While a hotel will typically have a 70-75% profit target, the number of rooms that need to sell to be profitable, onboard cruise lines this number needs to be 90-95%. Cruise lines can only achieve this number by having many promotions and discounts that will entice people to book a voyage.

While the cabin price will not necessarily pay for the passengers’ cruise cost, what that passenger spends on average in bars and restaurants will cover the cabin revenue loss.

Cruise pricing in the ‘New Normal’

While it’s great for passengers to see that cruise lines are putting out massive discounts, don’t expect this to last much longer.

Cruise ships will be sailing at 70-80% occupancy, and as we’ve seen, cruise ships need 90-95% occupancy to be profitable. So what will happen? Very simple. Cruise lines will go back to the pricing strategies that they had in the 1970s. Maybe a bit more sophisticated, but that will be the bottom line.

First of all, cruise lines know that they will sell 70% of the cabins on board, no matter what the protocols are. The last 30% is what is challenging to sell. These are the inside cabins, the expensive cabins, the outside cabins with a blocked view, etc.

Also Read: Cruise Lines Need to Be Strict Once Sailings Resume from the U.S.

But if the cruise line sells only 70% at the old rates, they will be making a loss. MSC Cruises made a promotion for a 100% discount for front liners. It’s a great promotion if you are a frontliner. But, promotions like these are only done to entice people back on board.

Once the ball is rolling, and reservations are coming in, the cruise lines will no longer use or need these promos.
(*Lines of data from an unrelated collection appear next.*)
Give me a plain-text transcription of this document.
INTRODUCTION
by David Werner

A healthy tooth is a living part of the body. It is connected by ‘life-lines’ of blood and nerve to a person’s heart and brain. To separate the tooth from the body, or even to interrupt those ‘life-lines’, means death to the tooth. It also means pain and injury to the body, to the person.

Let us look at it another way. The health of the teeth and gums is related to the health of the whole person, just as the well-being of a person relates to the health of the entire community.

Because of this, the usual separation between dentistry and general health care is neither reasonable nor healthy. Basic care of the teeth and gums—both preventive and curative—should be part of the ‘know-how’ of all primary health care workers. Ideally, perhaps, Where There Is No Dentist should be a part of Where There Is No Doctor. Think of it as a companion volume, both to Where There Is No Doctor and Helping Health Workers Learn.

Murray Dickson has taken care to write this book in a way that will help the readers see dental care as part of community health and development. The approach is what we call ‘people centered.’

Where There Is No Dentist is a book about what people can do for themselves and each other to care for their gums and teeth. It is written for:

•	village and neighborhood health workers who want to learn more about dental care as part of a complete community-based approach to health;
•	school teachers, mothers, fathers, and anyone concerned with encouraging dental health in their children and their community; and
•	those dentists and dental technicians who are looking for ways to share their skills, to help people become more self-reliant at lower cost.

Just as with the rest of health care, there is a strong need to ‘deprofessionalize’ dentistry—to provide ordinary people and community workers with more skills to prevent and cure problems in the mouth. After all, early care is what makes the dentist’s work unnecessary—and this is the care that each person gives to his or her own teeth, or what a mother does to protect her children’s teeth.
They will need money, and they will only make enough money by hiking the prices of cabins and charging full price on each cabin.

Traditional ways are out of the window

Cruise lines might have made up for any losses in bars and restaurants before. With people having to socially distance, sit apart during dinner, bars being table service only, no mingling, and nightclubs closed, the cruise lines will not expect to make money on Food and Beverage.

Not only that, premiums onshore excursions have gone, photography sales will go down, shop sales will go down.

All the traditional areas where cruise lines expect to make money are or will be gone. That only leaves making money on the cabins. And the cruise lines will take every dollar they can get.